What Taylor Swift Learned From The Nicki Minaj Feud
“i don’t want to talk about it.”
The buildup to the 2015 MTV Video Music Awards was riddled with conversations about racism, white feminism, and sarcastic usage of the blushing smiley emoji. After her video for “Anaconda” was snubbed of the Video Of The Year award, Nicki Minaj unleashed a deluge of tweets calling out MTV—and the music industry as a whole—for awarding white, female artists for doing the same things black, female artists have been doing for decades. Taylor Swift, whose “Bad Blood” video was nominated for Video Of The Year, read into Minaj’s comments about videos celebrating “women with very slim bodies” as subtweet to her and inserted herself into the conversation.

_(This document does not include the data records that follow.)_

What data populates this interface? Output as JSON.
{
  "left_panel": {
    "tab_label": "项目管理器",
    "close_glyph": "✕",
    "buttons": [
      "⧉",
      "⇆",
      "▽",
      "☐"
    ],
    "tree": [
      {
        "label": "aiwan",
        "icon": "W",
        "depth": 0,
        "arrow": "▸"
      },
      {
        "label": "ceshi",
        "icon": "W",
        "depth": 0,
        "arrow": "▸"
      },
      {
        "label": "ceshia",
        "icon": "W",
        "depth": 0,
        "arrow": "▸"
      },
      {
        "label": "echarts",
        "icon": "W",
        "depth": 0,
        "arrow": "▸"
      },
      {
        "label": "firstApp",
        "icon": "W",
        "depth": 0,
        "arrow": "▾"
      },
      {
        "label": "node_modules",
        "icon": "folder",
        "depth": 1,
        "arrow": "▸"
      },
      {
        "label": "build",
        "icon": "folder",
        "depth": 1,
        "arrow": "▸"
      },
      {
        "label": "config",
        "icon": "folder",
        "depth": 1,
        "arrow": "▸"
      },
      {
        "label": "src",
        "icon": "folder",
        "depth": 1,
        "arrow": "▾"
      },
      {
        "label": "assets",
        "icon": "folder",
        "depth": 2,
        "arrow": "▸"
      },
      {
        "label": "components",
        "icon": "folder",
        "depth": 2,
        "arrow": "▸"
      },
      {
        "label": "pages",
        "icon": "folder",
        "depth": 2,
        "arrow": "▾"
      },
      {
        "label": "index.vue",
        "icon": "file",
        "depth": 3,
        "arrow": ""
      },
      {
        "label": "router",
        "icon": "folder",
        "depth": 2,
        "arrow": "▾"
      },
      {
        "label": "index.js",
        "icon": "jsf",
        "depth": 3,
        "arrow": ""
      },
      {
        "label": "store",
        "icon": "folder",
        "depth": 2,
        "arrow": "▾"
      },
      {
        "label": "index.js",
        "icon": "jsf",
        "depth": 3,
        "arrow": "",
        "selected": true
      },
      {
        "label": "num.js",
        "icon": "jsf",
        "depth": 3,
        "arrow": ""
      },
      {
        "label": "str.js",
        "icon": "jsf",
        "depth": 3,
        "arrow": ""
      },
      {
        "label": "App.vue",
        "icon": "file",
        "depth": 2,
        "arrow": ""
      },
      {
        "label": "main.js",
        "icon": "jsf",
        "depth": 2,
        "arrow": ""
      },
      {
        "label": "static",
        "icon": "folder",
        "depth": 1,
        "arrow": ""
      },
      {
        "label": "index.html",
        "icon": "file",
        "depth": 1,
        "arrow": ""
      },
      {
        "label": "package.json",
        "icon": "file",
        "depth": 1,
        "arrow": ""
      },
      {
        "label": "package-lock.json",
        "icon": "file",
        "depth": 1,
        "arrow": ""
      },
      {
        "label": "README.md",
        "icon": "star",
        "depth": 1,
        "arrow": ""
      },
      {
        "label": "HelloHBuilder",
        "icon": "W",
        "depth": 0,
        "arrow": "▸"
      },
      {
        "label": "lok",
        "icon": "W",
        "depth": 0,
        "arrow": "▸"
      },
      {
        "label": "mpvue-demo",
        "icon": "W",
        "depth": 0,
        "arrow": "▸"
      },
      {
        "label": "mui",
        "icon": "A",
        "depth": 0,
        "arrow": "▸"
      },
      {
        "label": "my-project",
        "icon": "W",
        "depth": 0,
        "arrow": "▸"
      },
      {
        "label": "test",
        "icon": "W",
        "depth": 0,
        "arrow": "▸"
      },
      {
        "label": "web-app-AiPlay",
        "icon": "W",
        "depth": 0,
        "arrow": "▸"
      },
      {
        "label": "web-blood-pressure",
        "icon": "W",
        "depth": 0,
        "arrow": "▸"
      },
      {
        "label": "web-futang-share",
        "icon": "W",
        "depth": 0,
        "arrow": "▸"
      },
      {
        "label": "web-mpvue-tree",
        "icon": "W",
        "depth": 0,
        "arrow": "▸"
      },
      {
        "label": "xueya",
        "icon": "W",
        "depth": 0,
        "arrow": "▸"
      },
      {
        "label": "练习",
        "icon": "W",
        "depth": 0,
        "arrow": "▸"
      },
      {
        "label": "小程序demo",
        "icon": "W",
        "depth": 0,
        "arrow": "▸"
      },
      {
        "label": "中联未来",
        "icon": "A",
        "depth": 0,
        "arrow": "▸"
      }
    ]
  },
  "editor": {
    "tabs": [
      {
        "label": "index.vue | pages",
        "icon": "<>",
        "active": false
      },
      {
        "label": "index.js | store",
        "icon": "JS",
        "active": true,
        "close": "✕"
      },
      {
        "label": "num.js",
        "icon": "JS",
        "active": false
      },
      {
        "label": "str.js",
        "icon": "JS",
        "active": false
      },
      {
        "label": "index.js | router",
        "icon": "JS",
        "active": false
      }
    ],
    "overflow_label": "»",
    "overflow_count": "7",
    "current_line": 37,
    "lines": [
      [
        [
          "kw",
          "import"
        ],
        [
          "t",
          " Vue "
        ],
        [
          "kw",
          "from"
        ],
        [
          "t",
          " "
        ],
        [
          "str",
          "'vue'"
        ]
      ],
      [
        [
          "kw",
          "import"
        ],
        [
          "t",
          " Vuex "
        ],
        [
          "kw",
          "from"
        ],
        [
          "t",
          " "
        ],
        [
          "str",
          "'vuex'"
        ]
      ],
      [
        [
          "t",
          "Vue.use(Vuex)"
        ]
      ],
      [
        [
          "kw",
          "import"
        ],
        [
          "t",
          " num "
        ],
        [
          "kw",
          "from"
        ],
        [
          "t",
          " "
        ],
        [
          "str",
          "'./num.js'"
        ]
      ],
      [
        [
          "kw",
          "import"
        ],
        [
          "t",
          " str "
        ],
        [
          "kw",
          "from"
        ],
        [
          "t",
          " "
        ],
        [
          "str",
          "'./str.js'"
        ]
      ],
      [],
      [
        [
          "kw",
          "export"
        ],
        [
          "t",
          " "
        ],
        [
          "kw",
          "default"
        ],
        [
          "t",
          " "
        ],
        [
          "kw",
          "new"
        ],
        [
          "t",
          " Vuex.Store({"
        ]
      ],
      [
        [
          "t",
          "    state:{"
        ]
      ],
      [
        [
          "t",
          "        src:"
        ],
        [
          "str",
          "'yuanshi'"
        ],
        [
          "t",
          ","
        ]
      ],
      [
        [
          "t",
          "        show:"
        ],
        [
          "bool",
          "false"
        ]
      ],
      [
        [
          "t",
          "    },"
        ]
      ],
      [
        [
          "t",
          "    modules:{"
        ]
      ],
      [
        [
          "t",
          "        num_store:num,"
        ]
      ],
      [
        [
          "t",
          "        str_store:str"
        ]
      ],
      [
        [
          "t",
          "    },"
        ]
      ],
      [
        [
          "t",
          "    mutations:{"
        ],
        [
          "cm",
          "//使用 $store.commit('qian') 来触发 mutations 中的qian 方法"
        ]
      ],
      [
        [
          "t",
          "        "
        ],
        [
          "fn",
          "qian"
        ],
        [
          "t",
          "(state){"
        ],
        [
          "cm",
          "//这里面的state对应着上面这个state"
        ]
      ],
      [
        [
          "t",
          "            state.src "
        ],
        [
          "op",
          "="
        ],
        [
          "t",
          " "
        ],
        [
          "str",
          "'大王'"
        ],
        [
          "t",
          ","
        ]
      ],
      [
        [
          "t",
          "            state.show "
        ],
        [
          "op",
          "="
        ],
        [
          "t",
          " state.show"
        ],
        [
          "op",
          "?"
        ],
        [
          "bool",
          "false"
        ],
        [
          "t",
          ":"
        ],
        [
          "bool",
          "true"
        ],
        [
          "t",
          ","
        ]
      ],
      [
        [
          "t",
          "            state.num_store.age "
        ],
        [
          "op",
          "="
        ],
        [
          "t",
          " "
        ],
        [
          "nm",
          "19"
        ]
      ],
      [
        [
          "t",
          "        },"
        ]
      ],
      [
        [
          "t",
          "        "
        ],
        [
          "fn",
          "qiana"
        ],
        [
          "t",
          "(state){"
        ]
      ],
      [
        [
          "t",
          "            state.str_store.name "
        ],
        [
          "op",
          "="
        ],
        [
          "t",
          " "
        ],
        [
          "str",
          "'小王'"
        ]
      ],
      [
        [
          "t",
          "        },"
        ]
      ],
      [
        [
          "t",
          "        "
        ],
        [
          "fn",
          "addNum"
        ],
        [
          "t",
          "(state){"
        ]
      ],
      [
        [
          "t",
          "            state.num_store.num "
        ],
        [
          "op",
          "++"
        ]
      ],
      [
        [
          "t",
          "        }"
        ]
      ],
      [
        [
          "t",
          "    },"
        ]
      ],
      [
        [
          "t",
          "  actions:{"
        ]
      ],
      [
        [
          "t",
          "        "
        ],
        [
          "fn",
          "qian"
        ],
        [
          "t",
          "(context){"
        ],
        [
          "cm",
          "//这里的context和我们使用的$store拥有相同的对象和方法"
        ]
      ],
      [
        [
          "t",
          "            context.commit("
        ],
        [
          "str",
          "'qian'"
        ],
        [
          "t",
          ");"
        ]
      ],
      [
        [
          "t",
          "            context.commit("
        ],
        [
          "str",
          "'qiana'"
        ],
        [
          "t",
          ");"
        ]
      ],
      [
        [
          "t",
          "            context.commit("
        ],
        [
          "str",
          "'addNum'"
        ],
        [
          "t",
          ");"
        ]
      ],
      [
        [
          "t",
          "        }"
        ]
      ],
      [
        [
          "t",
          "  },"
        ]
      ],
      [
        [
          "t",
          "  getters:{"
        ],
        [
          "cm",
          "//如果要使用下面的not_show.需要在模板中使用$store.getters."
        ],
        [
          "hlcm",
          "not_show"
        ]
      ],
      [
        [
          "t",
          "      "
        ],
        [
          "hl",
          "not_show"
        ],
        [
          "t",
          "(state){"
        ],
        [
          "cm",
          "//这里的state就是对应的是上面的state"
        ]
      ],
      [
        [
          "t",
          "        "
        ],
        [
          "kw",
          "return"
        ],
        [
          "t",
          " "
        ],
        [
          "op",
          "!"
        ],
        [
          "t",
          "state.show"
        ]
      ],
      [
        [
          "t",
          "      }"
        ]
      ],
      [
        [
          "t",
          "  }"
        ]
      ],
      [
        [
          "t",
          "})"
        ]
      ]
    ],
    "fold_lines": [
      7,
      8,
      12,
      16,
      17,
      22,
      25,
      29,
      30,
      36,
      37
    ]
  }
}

The petty drama unfolded on Twitter, but eventually quieted after Swift apologized to Minaj over Twitter saying, “I thought I was being called out. I missed the point, I misunderstood, then misspoke. I’m sorry, Nicki.” The two put the final nail in the feud’s coffin at the VMAs by opening up the show together.
When asked about it, Swift said she didn’t “want to talk about it.” She told NME Magazine that if something like this comes up again, she has learned to go directly to the person involved, offline. “I send text messages now,” she explained. “If there seems to be some kind of misunderstanding, I go to someone's management, I get their number and I text them. It's an important lesson for anyone to learn in 2015.”